Whether too little or too much, water and water management is critical for sustainable development and human survival, and as such gets worldwide attention every year on March 22nd, a day designated as World Water Day by the United Nations.
“ROCKWOOL has ambitious goals to reduce water usage across our operations. It is one of ten UN Sustainable Development Goals we have committed to contributing to and we will report on our progress in our upcoming Sustainability Report. In the areas of water consumption and water management, it is our products, both Grodan and Lapinus, where we have the biggest positive impact”, says Anthony Abbotts, Director of Sustainability for ROCKWOOL Group.
Use less water to grow more food
Agriculture accounts for nearly 70 percent of global freshwater consumption. Feeding the world is a critical task, but there are less thirsty alternatives to traditional, soil-based methods.
Hydroponics is one.

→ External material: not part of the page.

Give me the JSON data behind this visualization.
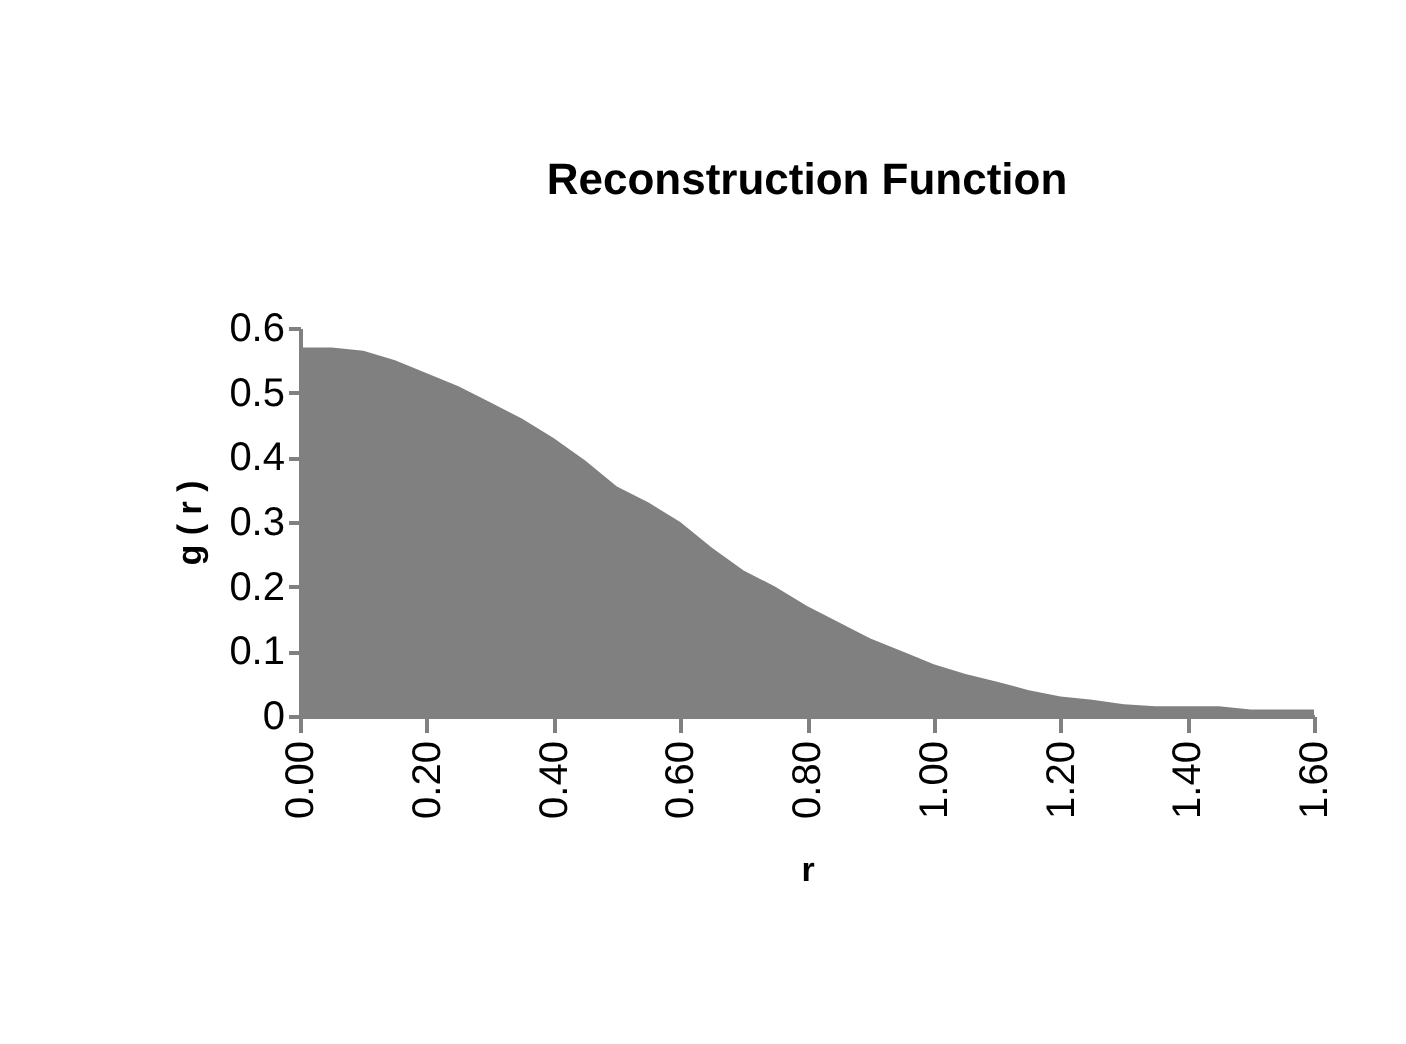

Grodan produces growing media made from stone wool—specially treated to absorb water, instead of repel it—designed for hydroponic growing systems which require far less water and have acheived award winning results.
Tomatoes tell the story: To grow 1kg of tomatoes in a field requires 60 litres of water, compared to 15 litres in a hydroponic system and even less with Grodan's greenhouse monitoring technology. Grodan’s Andrew Lee talks about this and the water research Grodan is doing with Wageningen University in his article, “Make better use of your water”!
Urban farms and flood prevention
Vast greenhouses in the countryside aren’t the only places where food production innovation is happening. Stephen Leahy writes about the benefits of different approaches to urban farming in cities around the world to meet food needs while lowering resource consumption and environmental impact in his article, “Can urban agriculture feed growing cities, and save water?”
The challenge of more frequent and more severe rainfall is a growing issue particularly in urban environments with a lot of pavement and less opportunity for the rain to drain into the soil. With increasing urbanisation, Lapinus’ water management systems are helping communities safeguard infrastructure by absorbing and slowly releasing excess rainfall into surrounding soil or basins instead of “throwing it out” with the sewer water.